In what ways has your involvement with IRAP in law school impacted your career?
My involvement with IRAP helped me realize that even obstacles that appear insurmountable may not be. It showed me that daring to believe you can make something better and being willing to work hard to make it happen can be all that’s required to create positive change in the lives of the people who need it. And it drove home for me just how many hundreds of thousands of people need our assistance – and how many more people in need there are than resources. Along with other law school clinics and projects I became involved with, it helped solidify my conviction that I wanted to be a civil rights attorney and to fight with and for those who do not have a voice in this system to be able to fight for themselves.

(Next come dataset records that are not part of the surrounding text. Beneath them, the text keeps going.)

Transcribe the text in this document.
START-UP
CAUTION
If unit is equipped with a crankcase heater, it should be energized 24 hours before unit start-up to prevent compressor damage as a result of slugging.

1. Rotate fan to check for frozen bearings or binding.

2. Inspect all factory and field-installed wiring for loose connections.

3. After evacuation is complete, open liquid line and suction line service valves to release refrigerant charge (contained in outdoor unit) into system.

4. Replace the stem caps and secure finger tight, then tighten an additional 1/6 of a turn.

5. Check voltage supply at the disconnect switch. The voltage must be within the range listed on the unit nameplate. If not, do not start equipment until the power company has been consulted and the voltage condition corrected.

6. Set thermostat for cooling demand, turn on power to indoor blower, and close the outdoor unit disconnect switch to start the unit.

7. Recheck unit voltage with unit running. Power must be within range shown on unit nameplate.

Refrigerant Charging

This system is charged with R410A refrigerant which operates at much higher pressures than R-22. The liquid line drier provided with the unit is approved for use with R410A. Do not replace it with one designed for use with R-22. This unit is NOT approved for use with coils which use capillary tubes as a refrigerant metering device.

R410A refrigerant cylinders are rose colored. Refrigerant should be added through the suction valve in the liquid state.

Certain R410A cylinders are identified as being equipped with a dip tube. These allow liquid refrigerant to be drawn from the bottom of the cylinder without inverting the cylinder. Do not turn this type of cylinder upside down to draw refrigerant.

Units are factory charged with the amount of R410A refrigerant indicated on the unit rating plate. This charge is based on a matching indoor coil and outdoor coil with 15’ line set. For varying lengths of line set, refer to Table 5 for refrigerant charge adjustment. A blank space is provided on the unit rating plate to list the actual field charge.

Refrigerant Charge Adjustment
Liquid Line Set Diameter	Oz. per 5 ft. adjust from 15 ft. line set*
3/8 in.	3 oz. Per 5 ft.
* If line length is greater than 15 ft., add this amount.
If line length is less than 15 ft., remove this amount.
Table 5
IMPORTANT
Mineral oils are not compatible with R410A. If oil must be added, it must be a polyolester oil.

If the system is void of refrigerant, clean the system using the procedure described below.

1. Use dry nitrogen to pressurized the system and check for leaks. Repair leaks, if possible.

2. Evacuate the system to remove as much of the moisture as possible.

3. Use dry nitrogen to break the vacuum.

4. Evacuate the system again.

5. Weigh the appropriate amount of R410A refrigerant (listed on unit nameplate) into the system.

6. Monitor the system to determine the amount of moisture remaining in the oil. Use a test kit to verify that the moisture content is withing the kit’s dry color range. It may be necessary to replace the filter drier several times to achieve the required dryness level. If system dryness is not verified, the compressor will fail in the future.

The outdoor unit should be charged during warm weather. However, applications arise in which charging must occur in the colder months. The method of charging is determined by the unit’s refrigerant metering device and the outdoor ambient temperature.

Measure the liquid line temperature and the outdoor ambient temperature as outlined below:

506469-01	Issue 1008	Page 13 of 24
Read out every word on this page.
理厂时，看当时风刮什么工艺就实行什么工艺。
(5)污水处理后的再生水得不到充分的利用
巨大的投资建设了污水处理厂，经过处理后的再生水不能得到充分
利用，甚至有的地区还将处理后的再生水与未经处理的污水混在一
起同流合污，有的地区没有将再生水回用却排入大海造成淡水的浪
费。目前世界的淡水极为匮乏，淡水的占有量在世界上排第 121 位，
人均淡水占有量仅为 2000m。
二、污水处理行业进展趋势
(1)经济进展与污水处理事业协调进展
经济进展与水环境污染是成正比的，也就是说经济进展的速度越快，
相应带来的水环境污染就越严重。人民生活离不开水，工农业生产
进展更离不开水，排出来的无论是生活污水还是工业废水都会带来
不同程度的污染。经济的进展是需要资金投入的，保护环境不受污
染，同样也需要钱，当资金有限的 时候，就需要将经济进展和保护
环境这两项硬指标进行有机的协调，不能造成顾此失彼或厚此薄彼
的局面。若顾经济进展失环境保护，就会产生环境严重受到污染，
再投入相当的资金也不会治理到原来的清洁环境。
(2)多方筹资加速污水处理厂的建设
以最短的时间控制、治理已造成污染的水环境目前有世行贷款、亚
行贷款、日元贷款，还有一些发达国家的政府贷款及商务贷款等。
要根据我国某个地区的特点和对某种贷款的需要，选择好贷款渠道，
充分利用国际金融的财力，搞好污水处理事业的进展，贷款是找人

At a time when refugees are more politicized than ever, how do you engage with the issue on a personal level?
For me, this fight has always been personal. I grew up in a civil war and am all too familiar with the displacement and suffering that comes with violent conflict. As an immigrant to the United States, I also know how hard it can be to fully fit in, find a home in a new place, and learn how to navigate complicated systems that can sometimes feel like they are rigged against newcomers. But I also know that at its best, the United States is a country that welcomes immigrants and refugees with open arms, and that is made stronger and more beautiful and more vibrant by the multi-cultural, multi-talented people who choose to make their home here. My contribution to making this country my own and my children’s is to do what I can to make sure it lives up to the best of its values and principles.